Did you ever think of making a plan? Then most importantly, PRACTICING that plan so when we are put into an uncomfortable situation we know what we will do and it is easy. This way we don’t allow the uncomfortable situations to disrupt our day. Having a plan makes us more comfortable and makes those around us more comfortable too. It keeps us from getting so worked up that one negative interaction doesn’t ruin our entire day.
For example, pretend you have a test coming up and your best friend didn’t study. You spent all week studying. Do you know what you will say if they ask to copy? Or what you will do if you notice they are trying to look at your paper during the test? This is your very very best friend. You don’t want to make them mad and you don’t want to fight with them. Also, even though it’s not right for them to cheat, you don’t want to lose their friendship over it either. If you don’t have a plan, you might end up saying that they can cheat but then feeling guilty about it all day or so nervous about getting caught that you don’t end up doing well on the test. However, you can practice just through imagination in your own bedroom what you might say. For example, you could say, “We might get caught, and I could get a bad grade. I really need a good grade on this test, so I can’t risk it.” Practice that in your bedroom. Memorize it. Close your eyes and imagine your very best friend asking you. Then imagine you saying that sentence. Then imagine it again and again and again. Imagine all the different things your friend might say and what you would say back. And then imagine hanging out together after the test and still being friends. Repeat it over and over and over until you feel super comfortable with it. Then when it happens you will know what to do and even though you’ve never actually done it before you’ve practiced so often that it feels like you have.

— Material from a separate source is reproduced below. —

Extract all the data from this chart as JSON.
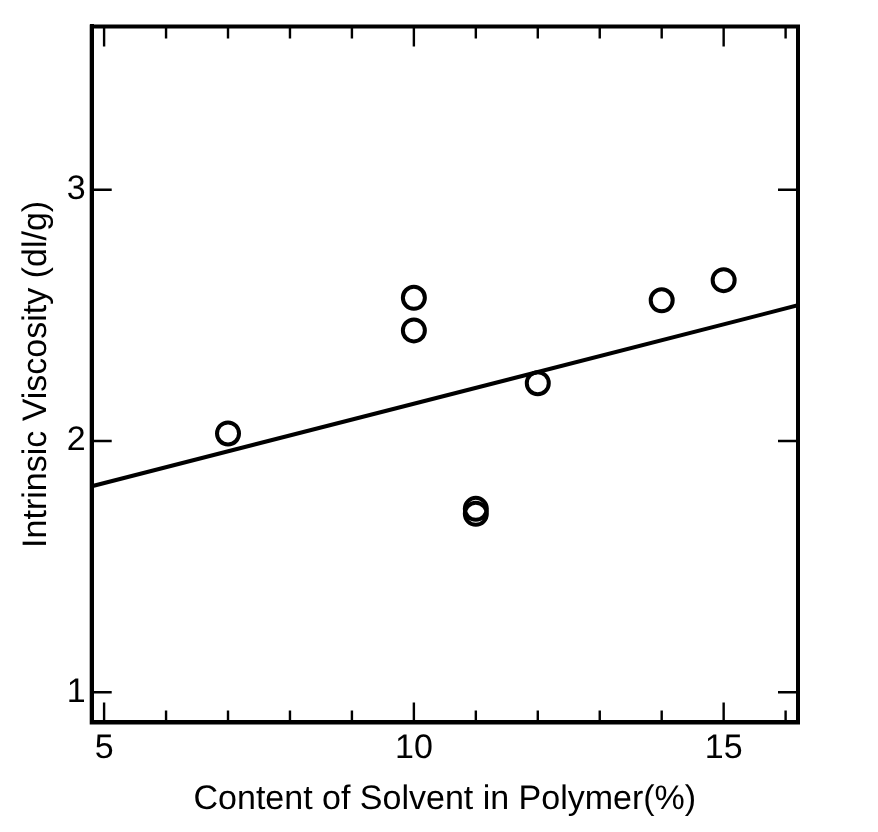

There once was a college diver who got hurt at the beginning of the season. He couldn’t practice all season long. But still every day he showed up to the pool and laid on the pool deck with his eyes closed. From the outside, he looked so funny. His arms would go up and down and he’d hold himself in a ball then straighten out like an arrow. Every day he did this all season long. Right before the very last meet of the season the doctors said he was finally healed and allowed to dive. His team needed him to finish in at least third place to win the meet. No one expected him to be able to accomplish that because he hadn’t actually done a dive for most of the season. To everyone’s surprise, he walked out on the diving board full of confidence. He dove some of the most difficult dives of anyone at the meet and he finished in second place, just one point behind first place. His team went on to win the meet. He could dive with confidence because although he hadn’t actually practiced in the water for most of the season, he had practiced in his imagination so often that his body knew what to do when the time came to actually perform. We can do the same thing with anything in our life. Mental practice doesn’t have to be reserved for athletic performance; it can be used for anything.
What are you going to practice today?